An einigen der zehn Wehrstandorte gibt es laut Esser diverse Mängel insbesondere hinsichtlich des Arbeitsschutzes (s. Seite 3). „Der Fahrzeugpark entspricht dem Bedarf, ist aber in die Jahre gekommen.“ Beim Personal liege die Ist-Stärke unter dem Soll, und zwar mit bis zu minus 44 Prozent teils deutlich. Dabei wird allerdings eine Personalreserve von 200 Prozent angenommen – „das ist der Idealfall“, so Elliger. Problematisch ist vor allem die Verfügbarkeit ehrenamtlicher Kräfte tagsüber.

Insgesamt sei die Feuerwehr aber „gut aufgestellt“, bescheinigte Esser den Politikern, „einen Mittelklassewagen zu haben“. Aber es gebe auch Bedarf für Nachbesserungen. So gelte es die Feuerwache zu vergrößern und andere Standorte zu „ertüchtigen“.

Ganz wichtig sei es, das Ehrenamt zu stärken, die Freiwilligen an die Wehr zu binden und die Motivation zu fördern. Denn die heutige Stärke von 400 Kräften reiche nicht aus. Es gelte Mitgliederwerbung zu betreiben und auch Arbeitgeber an den Tisch zu holen, damit Wehrleute keine Schwierigkeiten bekommen, wenn sie vom Arbeitsplatz zum Einsatz ausrücken.

„Voralarm“ seit vielen Jahren gefordert

Zudem wird vorgeschlagen, die Jugendfeuerwehr aus- und eine dritte Gruppe am Stützpunkt West aufzubauen, um das Ehrenamt langfristig zu sichern.

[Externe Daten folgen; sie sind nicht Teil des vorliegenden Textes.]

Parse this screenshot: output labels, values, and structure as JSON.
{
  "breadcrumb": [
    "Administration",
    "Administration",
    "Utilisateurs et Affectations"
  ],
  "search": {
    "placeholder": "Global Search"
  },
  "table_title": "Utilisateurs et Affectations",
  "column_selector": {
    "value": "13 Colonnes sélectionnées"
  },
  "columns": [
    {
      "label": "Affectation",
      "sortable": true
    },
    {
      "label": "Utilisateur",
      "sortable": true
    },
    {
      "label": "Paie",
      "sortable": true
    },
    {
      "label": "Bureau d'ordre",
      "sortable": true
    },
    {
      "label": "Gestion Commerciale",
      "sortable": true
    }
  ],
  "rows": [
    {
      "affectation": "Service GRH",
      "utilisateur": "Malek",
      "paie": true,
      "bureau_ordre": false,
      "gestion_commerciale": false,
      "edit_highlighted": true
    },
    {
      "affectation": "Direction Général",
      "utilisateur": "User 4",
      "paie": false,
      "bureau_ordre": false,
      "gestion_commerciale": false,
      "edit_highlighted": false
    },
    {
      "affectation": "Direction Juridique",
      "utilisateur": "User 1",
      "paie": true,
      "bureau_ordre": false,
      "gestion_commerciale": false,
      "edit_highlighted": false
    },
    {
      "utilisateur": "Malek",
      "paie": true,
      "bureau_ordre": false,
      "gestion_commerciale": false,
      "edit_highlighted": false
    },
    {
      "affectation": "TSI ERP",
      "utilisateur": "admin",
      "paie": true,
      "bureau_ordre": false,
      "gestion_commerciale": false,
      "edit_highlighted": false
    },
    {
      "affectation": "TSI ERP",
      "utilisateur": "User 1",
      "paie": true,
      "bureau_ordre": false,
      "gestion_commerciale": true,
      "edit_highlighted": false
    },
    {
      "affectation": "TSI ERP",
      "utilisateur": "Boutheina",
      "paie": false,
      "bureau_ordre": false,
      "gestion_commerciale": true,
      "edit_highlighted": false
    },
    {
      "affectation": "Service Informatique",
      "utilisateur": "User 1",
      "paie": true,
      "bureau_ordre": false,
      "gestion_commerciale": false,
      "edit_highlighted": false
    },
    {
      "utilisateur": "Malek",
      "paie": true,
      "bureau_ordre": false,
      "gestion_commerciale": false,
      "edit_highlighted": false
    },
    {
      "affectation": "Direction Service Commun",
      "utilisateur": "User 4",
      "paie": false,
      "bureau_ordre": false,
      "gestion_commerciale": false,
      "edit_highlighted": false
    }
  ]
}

Klar ist, dass mehr Personal für die Feuerwehr erforderlich wird, wie Esser auf eine Frage von Franz Gausemeier (CDU) bestätigte. Der Unterschied ist: Wenn dies übers Ehrenamt gelingt, kostet es „ein bisschen Geld“, bei Hauptamtlichen „viel Geld“.

Eine weitere Anregung ist, dass die Einsatzkräfte via „Voralarm“ benachrichtigt werden, sobald der Notruf eingeht. Das spare wertvolle Zeit – und wird seit Jahren gefordert.

Wenn dadurch sowie durch Rutschstangen oder eine Ampel an der Ausfahrt der Wache 90 Sekunden beim Ausrücken rausgeholt werden könnten, warum, so fragte Michael Bruns (Linke), „ist das nicht längst umgesetzt worden?“ Worauf Elliger mit Blick auf den Voralarm und Richtung Kreis-Leitstelle antwortete, dass dies „auch von anderen Akteuren abhängt“.

Ansgar Mertens (CDU) sagte, er verstehe den Bericht als Zeugnis (mit einer „Zwei minus“). Nun gelte es die „Maßnahmen, die uns ins Klassenheft geschrieben“ wurden, umzusetzen. „Wir wollen eine Zwei plus oder Eins minus.“ Verabschiedet wird der Brandschutzbedarfsplan vom Rat am 9. Juli.